The Diagnostic Hybrids, Inc. device, D3 Duet DFA RSV/Respiratory Virus Screening Kit, uses a blend of viral antigen-specific murine MAbs. MAbs for RSV are directly labeled with R-phycoerythrin (R-PE) for the rapid detection and identification of RSV. MAbs for influenza A virus, influenza B virus, adenovirus, and parainfluenza virus types 1, 2, and 3 are directly labeled with fluorescein isothiocyanate (FITC), for rapid detection of these agents. Kit components: - D3 Duet DFA RSV/Respiratory Virus Screening Reagent - Normal Mouse Gamma Globulin DFA Reagent - Respiratory Virus Antigen Control Slides - Wash Solution Concentrate - Mounting Fluid The cells to be tested, derived from a clinical specimen or cell culture, are placed onto a glass slide and allowed to air dry. The cells are fixed in acetone. The D3 Duet DFA RSV/Respiratory Virus Screening Reagent is added to the cells which are then incubated for 15 to 30 minutes at 35° to 37°C in a humidified chamber or humidified incubator. The stained cells are then washed with the diluted wash solution, a drop of the supplied Mounting Fluid is added and a coverslip is placed on the prepared cells. The cells are examined using a fluorescence microscope. The respiratory syncytial virus infected cells will fluoresce golden-yellow, while cells infected with any of the other six viruses will fluoresce apple-green. Uninfected cells will contain no fluorescence but will be stained red by the Evans Blue counter-stain. If only golden-yellow fluorescent cells are present the specimen can be reported as positive for respiratory syncytial virus antigen. If only apple-green fluorescent cells are present, the particular virus is identified using the individual reagents from the D3 Ultra DFA Respiratory Virus Screening & ID Kit (D3 Ultra) on new, separate cell preparations.

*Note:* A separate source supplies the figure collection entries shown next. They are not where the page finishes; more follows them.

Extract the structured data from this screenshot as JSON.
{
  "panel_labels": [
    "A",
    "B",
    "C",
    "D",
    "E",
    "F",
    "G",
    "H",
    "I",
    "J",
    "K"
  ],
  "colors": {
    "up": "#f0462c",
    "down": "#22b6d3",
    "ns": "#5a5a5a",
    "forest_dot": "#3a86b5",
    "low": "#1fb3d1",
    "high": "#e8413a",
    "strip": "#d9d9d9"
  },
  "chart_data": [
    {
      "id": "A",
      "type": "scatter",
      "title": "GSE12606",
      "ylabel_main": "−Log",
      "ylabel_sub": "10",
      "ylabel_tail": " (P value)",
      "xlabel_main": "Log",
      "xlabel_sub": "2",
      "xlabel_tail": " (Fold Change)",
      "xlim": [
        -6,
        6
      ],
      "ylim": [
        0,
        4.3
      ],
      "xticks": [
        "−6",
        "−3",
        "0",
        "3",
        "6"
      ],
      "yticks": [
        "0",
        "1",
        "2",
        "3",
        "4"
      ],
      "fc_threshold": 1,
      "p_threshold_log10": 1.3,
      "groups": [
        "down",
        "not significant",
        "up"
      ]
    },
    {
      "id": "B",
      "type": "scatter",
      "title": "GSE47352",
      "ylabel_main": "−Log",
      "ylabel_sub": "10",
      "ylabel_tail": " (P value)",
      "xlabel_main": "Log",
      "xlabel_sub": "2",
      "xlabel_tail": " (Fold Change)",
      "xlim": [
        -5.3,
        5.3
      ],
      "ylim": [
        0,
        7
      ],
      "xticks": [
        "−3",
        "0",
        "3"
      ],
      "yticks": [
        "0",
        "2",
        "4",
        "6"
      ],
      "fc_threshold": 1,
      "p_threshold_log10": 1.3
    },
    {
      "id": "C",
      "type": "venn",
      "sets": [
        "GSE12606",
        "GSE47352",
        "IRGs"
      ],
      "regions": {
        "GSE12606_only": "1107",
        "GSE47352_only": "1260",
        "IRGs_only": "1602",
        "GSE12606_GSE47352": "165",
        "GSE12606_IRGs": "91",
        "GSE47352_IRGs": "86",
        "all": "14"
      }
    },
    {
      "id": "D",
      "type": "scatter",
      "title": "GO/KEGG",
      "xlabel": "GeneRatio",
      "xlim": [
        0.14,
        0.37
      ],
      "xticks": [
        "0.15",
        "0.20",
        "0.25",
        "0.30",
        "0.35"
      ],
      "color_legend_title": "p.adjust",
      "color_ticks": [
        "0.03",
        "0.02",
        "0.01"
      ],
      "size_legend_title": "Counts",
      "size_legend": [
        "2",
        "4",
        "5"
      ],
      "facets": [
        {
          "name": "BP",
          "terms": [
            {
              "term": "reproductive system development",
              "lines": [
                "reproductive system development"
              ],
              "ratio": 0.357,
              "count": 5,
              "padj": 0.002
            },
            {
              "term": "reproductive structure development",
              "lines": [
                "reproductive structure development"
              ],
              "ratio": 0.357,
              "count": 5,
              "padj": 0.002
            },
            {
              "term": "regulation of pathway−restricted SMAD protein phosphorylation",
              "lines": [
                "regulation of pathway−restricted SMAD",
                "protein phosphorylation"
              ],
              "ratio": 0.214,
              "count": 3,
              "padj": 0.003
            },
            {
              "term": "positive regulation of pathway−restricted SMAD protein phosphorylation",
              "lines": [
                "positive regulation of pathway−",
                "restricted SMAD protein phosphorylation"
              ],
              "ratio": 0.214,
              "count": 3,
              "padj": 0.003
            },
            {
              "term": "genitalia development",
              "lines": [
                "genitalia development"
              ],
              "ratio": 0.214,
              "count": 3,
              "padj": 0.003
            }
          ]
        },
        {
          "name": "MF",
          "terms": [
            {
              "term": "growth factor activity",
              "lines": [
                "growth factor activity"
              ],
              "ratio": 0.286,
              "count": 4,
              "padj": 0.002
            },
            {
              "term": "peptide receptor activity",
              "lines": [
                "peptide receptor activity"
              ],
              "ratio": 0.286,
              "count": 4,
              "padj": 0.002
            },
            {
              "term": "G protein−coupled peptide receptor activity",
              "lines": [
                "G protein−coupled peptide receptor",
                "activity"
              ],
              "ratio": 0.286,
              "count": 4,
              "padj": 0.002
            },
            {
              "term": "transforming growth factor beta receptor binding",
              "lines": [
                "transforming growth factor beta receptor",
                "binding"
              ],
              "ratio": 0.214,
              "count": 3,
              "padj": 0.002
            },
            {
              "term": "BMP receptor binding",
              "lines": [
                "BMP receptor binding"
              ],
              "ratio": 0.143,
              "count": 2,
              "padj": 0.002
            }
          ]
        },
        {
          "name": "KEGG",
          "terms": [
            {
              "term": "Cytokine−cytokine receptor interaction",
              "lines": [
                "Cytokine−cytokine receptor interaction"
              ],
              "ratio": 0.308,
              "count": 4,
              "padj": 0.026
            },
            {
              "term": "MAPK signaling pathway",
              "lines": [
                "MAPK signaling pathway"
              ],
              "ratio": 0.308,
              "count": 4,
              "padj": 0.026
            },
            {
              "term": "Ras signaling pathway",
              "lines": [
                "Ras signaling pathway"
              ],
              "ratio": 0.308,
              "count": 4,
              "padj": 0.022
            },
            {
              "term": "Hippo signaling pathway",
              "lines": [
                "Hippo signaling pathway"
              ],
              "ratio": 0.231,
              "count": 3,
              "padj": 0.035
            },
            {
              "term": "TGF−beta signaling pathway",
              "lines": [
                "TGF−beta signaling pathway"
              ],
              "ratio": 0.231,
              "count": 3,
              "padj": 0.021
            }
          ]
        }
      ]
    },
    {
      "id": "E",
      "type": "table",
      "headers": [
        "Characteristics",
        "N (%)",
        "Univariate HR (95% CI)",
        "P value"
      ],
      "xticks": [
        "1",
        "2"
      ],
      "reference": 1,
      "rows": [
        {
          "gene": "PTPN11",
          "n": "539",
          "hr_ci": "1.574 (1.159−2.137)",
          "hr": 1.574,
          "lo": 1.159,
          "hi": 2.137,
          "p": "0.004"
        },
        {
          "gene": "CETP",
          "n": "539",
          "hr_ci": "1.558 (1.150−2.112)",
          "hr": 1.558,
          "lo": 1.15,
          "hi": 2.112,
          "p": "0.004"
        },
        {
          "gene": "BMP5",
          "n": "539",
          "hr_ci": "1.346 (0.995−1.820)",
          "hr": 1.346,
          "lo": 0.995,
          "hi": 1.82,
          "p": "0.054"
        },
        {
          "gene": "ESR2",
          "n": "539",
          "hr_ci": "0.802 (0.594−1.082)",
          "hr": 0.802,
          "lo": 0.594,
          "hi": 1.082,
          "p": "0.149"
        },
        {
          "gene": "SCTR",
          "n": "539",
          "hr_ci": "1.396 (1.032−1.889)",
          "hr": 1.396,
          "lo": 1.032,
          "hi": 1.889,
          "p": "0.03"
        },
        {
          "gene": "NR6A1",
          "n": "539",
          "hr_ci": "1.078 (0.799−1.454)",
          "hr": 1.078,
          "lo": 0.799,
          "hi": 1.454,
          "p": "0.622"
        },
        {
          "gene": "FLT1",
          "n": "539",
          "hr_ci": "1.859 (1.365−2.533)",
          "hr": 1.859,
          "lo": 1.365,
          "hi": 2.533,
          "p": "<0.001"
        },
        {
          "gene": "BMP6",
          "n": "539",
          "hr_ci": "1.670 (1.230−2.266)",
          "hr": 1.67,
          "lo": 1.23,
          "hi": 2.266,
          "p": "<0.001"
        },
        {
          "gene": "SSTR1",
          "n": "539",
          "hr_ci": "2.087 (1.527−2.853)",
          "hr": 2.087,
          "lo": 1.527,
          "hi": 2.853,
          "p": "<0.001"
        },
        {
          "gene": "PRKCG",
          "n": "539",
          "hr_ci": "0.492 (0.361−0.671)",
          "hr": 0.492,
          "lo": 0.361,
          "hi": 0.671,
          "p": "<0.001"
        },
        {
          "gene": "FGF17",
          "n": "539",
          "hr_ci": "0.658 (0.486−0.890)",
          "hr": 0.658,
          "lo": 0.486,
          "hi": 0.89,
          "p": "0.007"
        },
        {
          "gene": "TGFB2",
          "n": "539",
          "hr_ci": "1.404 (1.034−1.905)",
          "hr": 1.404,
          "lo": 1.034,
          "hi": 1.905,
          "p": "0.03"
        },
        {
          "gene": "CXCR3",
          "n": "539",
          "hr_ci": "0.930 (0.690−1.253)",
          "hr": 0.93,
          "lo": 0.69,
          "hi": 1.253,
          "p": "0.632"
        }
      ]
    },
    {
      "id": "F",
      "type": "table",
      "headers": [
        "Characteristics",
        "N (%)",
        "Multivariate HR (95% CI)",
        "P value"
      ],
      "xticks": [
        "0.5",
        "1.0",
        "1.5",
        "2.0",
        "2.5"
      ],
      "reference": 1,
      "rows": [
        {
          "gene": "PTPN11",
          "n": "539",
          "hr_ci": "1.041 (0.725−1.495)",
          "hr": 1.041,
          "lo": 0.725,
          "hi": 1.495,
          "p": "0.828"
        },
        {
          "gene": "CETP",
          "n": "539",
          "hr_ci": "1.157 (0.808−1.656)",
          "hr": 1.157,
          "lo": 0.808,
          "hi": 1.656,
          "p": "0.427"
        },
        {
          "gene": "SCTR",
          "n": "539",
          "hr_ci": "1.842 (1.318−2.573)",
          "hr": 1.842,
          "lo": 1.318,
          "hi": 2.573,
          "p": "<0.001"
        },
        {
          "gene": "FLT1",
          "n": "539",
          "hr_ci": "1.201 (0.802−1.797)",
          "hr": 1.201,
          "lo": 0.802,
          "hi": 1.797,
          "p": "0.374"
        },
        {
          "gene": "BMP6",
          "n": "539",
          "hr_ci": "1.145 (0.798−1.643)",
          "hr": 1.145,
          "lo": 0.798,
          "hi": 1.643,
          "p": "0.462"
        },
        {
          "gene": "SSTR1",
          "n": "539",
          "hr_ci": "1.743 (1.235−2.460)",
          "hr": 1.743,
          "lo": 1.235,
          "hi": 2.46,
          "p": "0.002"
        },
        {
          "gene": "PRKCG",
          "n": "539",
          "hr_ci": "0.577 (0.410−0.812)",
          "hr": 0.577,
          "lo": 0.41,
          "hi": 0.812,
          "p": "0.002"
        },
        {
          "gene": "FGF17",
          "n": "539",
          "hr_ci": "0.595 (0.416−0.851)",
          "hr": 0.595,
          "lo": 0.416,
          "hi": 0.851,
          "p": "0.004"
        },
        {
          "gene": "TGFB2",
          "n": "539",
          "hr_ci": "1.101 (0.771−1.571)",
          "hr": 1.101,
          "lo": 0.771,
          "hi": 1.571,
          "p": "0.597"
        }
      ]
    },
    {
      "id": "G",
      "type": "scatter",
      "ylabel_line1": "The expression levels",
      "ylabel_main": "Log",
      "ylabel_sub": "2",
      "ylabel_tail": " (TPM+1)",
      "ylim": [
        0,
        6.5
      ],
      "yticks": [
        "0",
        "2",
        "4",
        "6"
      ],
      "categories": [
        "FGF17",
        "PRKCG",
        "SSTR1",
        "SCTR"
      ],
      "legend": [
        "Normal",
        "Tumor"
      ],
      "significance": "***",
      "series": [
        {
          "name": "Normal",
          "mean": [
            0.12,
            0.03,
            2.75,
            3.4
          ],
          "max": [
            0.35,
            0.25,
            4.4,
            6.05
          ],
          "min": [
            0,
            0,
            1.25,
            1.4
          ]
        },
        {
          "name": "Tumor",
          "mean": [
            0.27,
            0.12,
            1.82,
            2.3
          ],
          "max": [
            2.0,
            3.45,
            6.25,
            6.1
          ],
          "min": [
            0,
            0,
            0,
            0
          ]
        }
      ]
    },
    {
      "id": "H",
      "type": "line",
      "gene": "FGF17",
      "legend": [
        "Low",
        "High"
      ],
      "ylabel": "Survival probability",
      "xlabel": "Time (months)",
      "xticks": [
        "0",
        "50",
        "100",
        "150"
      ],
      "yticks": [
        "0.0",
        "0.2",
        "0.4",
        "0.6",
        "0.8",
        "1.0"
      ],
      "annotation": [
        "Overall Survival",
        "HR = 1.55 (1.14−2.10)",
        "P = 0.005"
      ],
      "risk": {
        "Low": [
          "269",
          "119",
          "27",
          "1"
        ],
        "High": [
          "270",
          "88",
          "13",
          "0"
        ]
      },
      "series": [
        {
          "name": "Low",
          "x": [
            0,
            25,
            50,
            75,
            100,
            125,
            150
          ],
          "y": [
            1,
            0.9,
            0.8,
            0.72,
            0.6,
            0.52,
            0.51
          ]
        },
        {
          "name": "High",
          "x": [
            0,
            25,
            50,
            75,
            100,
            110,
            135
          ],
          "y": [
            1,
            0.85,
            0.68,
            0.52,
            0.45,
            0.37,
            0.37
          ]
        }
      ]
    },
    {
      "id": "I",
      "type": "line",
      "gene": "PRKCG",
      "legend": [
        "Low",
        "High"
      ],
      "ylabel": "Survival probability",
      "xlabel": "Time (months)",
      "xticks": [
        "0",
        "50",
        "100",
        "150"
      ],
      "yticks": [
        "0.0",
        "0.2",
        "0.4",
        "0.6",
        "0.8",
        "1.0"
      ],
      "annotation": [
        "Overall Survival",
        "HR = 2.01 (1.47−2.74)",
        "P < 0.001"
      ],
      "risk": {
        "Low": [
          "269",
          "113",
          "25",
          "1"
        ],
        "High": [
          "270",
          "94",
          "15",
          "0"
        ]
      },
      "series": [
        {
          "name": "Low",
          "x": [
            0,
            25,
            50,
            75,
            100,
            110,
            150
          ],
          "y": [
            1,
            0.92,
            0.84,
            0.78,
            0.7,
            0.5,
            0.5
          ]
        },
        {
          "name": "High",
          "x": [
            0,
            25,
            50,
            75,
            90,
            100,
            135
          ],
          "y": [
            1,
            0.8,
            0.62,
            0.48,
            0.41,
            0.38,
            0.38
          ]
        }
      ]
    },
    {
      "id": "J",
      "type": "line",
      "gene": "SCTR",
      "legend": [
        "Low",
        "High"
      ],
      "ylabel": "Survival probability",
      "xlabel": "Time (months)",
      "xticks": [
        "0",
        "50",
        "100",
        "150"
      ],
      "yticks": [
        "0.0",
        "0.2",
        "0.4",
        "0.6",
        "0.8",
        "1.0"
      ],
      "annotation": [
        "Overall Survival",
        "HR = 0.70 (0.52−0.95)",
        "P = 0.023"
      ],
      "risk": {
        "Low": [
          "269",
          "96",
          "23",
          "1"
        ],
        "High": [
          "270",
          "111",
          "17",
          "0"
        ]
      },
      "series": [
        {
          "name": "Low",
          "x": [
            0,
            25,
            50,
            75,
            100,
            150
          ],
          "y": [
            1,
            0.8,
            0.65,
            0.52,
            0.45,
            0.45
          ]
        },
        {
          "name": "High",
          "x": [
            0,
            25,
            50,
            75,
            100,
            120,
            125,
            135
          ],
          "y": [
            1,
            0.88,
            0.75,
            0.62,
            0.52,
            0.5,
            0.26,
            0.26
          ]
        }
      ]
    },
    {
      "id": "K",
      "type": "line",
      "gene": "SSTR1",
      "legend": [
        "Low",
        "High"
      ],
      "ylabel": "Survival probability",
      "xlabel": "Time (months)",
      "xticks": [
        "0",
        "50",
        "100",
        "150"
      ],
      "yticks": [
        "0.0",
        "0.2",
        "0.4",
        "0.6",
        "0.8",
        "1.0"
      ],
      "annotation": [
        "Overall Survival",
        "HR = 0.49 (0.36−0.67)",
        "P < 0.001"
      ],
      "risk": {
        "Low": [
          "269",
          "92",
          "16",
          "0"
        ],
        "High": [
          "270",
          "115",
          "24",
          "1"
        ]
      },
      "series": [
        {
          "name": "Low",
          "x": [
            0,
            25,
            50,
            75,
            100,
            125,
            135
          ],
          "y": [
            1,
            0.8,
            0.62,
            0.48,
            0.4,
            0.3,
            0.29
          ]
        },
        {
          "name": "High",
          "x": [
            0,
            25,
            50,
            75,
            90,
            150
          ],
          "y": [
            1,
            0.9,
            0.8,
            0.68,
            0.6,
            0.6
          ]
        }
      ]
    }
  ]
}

If both golden-yellow and apple-green are present, the additional virus may be identified using the individual reagents from the D3 Ultra on new, separate cell preparations.

TRU RSV is a rapid, qualitative, lateral-flow immunoassay for the detection of Respiratory Syncytial Virus (RSV) antigens (fusion protein or nucleoprotein) in human nasal wash, nasopharyngeal aspirate, and nasal and nasopharyngeal swab samples. It is designed to test specimens from symptomatic patients aged 5 years or less. A negative result does not preclude RSV infection. It is recommended that all negative test results be confirmed by cell culture.

TRU RSV is a rapid, single-use, qualitative lateral-flow immunoassay screening test. The test kit includes a Test Strip attached to a plastic frame or holder, a Conjugate Tube containing a lyophilized bead of colloidal gold-linked monoclonal antibodies to RSV fusion protein and nucleoprotein, Sample Diluent/Negative Control, and plastic transfer pipettes. The Test Strip carries a nitrocellulose membrane with dried capture antibodies. The holder caps the Conjugate Tube during testing and disposal. The conjugate bead is rehydrated with Sample Diluent, sample is added and mixed, and the Test Strip is inserted. If RSV antigens are present, they bind to the conjugate and are captured at the Test Line, forming a pink-red line. An internal control line indicates proper flow.